Tusk o Wąsiku i Kamińskim: Jeśli prezydent ich ułaskawi, legalnie „będzie to miało ręce i nogi”
„Przynajmniej legalnie będzie to miało ręce i nogi” – tak premier Donald Tusk skomentował ewentualne ułaskawienie Mariusza Kamińskiego i Macieja Wąsika przez prezydenta Karola Nawrockiego. Dodał jednak, że takie działanie nie miałoby nic wspólnego ze sprawiedliwością. To reakcja na nowy akt oskarżenia przeciwko politykom.
W czwartek Prokuratura Okręgowa w Warszawie skierowała do sądu kolejny akt oskarżenia przeciwko Mariuszowi Kamińskiemu i Maciejowi Wąsikowi.
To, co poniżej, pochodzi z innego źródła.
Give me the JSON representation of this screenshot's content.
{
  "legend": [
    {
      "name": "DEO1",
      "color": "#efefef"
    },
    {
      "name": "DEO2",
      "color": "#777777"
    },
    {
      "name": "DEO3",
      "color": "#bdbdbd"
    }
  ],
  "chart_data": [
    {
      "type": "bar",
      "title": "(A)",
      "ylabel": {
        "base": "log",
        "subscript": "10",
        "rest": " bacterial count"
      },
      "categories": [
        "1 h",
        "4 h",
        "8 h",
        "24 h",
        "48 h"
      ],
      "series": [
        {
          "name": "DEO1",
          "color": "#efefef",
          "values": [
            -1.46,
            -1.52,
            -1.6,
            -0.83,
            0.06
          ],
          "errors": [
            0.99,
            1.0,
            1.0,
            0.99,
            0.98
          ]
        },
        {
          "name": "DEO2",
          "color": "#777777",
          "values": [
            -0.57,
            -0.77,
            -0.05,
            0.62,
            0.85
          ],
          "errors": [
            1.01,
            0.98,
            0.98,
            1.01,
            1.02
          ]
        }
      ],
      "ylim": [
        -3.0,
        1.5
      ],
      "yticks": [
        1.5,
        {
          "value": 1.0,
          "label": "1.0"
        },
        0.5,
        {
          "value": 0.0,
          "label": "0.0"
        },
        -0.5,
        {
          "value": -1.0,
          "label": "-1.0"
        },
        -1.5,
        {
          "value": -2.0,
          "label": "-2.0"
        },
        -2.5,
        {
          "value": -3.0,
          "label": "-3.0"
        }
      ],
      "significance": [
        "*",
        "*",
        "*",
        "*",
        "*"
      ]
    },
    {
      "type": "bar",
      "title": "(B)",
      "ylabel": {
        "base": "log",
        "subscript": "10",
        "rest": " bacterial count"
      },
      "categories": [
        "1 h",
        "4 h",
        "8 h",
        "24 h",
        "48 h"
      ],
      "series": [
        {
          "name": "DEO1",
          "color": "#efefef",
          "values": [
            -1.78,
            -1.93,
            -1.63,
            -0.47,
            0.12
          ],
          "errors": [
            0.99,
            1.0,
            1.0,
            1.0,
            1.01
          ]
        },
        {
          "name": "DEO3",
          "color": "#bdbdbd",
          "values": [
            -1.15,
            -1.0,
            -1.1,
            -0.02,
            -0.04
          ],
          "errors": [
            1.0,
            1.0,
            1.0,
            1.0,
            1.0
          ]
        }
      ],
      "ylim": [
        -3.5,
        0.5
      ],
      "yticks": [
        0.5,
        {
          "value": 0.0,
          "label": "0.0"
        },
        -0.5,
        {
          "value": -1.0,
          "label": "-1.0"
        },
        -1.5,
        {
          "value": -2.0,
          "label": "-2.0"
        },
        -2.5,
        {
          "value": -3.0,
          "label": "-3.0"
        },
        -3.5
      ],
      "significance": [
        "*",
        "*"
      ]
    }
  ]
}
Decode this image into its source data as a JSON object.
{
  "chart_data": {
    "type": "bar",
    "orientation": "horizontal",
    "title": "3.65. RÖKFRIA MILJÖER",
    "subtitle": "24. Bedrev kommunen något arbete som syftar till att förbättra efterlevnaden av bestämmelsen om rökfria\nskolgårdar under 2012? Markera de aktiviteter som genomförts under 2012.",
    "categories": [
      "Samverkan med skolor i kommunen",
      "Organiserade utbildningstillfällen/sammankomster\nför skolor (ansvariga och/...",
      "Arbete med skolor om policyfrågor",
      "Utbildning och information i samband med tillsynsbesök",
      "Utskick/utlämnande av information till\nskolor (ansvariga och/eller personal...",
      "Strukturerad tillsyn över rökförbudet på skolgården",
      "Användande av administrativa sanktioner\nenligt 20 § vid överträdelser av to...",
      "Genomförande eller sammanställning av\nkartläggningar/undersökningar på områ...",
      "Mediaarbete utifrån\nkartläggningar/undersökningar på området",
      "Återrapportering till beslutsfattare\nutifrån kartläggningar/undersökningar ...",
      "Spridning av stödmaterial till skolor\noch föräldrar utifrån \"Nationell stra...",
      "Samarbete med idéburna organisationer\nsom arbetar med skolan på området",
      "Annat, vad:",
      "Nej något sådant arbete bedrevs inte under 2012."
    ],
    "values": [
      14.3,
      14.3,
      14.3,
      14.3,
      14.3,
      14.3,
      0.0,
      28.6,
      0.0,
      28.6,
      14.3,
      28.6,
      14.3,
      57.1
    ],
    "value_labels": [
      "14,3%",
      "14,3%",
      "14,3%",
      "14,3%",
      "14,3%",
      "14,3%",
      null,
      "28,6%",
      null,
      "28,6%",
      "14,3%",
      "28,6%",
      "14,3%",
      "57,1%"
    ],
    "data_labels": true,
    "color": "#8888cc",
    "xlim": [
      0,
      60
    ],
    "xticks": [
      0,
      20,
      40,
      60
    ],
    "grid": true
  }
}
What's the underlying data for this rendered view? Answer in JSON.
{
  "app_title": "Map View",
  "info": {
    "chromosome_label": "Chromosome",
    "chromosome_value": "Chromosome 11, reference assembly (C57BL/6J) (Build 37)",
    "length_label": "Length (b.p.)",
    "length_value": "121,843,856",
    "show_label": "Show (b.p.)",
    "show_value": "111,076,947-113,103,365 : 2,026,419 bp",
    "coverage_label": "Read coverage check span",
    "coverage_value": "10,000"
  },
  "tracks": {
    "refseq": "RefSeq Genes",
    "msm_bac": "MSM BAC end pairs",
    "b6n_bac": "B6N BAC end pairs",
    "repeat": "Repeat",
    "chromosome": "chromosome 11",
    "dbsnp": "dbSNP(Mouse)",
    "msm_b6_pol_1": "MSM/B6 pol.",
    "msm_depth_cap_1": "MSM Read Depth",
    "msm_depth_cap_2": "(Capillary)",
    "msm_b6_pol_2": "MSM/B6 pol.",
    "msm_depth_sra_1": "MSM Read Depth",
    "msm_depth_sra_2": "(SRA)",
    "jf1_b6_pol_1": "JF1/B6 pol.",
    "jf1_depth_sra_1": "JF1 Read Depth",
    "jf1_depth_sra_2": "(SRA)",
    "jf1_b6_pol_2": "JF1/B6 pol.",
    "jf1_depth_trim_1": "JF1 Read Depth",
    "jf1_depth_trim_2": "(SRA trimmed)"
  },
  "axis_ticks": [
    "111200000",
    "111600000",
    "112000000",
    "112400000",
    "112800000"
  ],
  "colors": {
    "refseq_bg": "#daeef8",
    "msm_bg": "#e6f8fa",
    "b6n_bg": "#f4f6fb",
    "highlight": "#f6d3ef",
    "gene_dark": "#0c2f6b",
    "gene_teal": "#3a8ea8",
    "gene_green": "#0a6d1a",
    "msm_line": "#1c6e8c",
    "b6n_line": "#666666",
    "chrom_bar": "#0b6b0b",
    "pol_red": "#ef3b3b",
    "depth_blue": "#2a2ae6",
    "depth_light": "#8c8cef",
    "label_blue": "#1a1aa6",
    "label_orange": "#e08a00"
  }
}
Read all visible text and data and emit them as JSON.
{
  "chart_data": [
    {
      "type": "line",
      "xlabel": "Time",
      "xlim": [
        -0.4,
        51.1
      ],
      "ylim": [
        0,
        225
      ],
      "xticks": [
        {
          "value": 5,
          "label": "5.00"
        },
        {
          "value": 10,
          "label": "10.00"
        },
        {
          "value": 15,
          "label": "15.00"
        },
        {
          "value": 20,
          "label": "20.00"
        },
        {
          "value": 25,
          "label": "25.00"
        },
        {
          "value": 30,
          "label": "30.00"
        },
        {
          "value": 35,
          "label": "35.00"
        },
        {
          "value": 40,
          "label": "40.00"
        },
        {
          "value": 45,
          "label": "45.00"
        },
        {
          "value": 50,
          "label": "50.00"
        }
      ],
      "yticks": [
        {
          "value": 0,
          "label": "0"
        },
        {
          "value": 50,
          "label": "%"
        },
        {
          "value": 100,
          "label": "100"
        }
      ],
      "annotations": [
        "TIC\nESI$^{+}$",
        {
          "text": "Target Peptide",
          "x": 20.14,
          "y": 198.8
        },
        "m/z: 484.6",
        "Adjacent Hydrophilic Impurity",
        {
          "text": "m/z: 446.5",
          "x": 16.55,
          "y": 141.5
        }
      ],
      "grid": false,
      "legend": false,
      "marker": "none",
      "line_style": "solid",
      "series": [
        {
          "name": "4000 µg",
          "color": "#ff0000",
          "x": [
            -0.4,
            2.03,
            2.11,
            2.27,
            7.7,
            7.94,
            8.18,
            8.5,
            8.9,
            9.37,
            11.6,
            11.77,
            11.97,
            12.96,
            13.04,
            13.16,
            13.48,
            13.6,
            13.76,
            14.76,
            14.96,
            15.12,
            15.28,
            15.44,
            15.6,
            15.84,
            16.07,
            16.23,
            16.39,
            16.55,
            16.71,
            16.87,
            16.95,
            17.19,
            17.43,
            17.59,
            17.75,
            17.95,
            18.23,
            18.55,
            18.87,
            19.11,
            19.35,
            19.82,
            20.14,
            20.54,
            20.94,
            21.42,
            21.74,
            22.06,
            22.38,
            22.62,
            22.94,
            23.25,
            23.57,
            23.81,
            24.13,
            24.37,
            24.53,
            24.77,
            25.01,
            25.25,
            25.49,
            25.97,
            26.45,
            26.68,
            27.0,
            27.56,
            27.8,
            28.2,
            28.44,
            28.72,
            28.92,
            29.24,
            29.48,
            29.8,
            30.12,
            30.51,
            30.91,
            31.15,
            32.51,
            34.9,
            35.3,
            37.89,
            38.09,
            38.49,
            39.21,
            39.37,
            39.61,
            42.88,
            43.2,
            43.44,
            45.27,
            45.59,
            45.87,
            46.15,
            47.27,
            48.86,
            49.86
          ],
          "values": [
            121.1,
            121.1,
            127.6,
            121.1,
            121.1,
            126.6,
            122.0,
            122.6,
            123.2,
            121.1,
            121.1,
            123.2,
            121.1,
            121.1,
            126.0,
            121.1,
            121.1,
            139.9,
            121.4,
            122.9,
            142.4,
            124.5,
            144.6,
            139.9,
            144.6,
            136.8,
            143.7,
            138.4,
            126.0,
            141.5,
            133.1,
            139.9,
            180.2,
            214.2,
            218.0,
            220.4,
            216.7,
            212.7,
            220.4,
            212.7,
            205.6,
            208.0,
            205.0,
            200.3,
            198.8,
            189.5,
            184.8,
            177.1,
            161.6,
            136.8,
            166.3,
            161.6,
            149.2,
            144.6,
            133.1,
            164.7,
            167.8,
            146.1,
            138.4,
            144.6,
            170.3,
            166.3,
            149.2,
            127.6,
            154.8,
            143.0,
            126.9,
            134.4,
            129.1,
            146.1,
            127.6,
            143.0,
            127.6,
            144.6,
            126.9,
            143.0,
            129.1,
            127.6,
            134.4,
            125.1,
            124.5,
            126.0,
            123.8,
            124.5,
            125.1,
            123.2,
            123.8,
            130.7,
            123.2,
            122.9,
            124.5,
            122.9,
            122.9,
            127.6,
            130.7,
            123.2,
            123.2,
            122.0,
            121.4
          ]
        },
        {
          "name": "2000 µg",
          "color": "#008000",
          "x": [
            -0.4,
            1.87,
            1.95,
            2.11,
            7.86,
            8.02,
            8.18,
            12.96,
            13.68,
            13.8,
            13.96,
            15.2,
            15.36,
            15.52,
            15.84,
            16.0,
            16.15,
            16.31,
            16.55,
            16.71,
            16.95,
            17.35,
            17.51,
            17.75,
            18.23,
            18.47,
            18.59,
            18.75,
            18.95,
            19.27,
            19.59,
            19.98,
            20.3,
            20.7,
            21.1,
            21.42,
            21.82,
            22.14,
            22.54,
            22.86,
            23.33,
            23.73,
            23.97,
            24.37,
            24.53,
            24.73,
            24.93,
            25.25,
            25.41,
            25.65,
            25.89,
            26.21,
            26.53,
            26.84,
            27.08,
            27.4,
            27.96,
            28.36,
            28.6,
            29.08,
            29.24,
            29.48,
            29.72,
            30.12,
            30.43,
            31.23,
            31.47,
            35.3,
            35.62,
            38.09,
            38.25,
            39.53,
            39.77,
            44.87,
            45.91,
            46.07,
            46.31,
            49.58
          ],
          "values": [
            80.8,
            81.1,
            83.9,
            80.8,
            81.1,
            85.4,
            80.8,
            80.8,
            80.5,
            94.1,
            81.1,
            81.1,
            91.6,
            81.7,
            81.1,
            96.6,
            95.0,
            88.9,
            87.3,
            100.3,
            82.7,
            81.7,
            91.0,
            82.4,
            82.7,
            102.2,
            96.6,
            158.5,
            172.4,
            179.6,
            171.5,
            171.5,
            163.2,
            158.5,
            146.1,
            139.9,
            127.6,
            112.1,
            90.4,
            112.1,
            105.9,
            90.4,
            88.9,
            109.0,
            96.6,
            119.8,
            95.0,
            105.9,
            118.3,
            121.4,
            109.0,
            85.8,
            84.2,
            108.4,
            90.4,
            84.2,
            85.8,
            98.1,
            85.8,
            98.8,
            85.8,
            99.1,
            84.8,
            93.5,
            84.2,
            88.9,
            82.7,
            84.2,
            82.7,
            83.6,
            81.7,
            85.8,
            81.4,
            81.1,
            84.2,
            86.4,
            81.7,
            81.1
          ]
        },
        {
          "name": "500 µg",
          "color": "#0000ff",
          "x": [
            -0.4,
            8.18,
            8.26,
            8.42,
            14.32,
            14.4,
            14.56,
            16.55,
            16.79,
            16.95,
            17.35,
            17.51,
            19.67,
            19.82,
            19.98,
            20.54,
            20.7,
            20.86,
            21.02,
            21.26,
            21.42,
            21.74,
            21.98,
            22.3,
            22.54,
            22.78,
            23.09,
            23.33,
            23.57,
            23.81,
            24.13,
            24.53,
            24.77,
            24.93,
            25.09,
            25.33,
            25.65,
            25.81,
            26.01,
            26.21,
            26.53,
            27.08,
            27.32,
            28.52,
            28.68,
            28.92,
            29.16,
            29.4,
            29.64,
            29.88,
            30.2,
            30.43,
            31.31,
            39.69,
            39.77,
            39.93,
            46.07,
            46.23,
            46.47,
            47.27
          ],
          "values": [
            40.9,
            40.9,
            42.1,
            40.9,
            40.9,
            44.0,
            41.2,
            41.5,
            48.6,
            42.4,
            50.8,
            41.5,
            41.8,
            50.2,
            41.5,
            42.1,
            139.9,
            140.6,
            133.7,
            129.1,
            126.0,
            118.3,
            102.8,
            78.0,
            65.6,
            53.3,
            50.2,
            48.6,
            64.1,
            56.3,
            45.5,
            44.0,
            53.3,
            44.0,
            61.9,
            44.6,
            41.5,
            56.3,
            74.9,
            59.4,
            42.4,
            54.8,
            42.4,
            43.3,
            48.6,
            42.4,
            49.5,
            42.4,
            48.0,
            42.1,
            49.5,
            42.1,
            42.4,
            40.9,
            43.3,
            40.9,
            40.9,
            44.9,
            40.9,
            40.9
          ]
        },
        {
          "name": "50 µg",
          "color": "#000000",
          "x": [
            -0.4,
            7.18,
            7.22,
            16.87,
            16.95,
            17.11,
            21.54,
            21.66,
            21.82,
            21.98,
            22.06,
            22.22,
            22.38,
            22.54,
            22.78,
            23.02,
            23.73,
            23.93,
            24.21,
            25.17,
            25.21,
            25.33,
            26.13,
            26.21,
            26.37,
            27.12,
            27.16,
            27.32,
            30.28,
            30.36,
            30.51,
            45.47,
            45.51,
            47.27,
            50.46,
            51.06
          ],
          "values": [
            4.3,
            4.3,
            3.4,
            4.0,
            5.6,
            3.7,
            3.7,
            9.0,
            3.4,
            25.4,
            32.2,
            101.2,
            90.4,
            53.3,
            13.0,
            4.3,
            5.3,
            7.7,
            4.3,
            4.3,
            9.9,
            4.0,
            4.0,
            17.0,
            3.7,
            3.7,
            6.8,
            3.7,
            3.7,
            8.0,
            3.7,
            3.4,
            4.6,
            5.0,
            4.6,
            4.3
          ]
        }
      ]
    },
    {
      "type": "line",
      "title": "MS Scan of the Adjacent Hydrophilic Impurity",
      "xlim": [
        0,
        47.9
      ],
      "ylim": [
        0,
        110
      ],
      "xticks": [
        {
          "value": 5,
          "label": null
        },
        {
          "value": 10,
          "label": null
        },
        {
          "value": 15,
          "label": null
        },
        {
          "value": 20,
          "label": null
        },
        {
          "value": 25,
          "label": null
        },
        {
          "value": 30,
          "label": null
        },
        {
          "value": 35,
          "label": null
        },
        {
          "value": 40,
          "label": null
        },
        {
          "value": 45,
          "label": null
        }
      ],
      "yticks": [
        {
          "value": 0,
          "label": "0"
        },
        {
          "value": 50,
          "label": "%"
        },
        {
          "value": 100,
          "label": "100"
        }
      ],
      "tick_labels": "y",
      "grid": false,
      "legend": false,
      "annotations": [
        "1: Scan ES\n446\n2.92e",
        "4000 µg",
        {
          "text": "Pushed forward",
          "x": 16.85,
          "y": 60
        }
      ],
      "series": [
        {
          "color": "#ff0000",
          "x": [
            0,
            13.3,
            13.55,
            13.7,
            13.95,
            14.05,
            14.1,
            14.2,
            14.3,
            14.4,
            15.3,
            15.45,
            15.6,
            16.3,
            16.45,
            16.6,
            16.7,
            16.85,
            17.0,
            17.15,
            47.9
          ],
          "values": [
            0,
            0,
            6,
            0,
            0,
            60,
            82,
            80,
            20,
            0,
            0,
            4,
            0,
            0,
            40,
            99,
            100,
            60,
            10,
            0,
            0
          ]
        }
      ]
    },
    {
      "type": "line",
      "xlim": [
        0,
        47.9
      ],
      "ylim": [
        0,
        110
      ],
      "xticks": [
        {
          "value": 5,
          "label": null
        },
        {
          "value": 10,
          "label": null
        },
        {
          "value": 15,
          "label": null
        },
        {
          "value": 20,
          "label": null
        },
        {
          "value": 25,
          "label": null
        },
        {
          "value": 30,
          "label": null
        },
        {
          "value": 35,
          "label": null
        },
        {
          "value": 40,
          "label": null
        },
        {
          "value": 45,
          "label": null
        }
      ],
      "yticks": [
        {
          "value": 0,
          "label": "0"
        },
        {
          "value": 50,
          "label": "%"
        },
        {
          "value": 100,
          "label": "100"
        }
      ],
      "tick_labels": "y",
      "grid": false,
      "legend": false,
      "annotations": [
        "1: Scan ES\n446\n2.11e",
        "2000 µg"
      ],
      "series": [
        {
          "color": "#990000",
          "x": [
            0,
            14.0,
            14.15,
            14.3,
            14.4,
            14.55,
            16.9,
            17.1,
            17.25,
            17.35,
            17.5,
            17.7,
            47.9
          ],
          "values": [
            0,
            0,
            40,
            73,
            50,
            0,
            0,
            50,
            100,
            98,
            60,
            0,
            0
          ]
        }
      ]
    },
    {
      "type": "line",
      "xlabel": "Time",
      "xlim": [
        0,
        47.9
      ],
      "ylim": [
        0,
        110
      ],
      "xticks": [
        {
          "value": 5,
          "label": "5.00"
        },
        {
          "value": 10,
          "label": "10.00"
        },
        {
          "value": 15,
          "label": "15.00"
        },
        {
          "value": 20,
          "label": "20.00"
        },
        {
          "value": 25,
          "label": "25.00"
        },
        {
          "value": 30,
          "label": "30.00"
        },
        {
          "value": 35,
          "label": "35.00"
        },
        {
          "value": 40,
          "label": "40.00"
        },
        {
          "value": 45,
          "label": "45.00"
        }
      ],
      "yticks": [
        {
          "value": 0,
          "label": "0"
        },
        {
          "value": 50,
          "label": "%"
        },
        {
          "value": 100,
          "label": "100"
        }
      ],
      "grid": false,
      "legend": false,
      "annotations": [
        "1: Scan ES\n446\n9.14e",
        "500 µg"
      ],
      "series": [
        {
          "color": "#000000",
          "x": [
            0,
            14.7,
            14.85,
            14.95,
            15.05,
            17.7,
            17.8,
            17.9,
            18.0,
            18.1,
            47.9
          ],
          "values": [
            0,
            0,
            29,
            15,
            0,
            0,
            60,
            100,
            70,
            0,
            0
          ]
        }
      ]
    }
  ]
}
Tym razem zarzuca im się złamanie prawomocnego wyroku sądu. Mimo orzeczonego zakazu pełnienia funkcji publicznych, obaj politycy pod koniec grudnia 2023 roku wciąż wykonywali swoje mandaty poselskie, biorąc udział w posiedzeniach Sejmu i komisji.
W odpowiedzi na pytania dziennikarzy o możliwość kolejnego ułaskawienia, tym razem przez prezydenta Karola Nawrockiego, premier Donald Tusk przedstawił swoje stanowisko.
Jego zdaniem, jeśli w tym nowym procesie zapadłby prawomocny wyrok skazujący, a dopiero po nim prezydent zdecydowałby się na akt łaski, to – w przeciwieństwie do ułaskawienia przez Andrzeja Dudę z 2015 roku – byłoby to zgodne z prawem.
– Problem polegał na tym, że według większości ocen konstytucjonalistów i prawników tamto ułaskawienie nie było legalne, bo (prezydent) Duda ułaskawił obu polityków przed uprawomocnieniem się wyroku skazującego – przypomniał premier.
Jednocześnie Tusk podkreślił, że choć ewentualne ułaskawienie po wyroku byłoby zgodne z procedurami, to w jego ocenie nie miałoby ono „nic wspólnego z poczuciem sprawiedliwości i przyzwoitości”.
Mariusz Kamiński i Maciej Wąsik zostali prawomocnie skazani w grudniu 2023 roku na dwa lata więzienia za nadużycia w tzw. aferze gruntowej.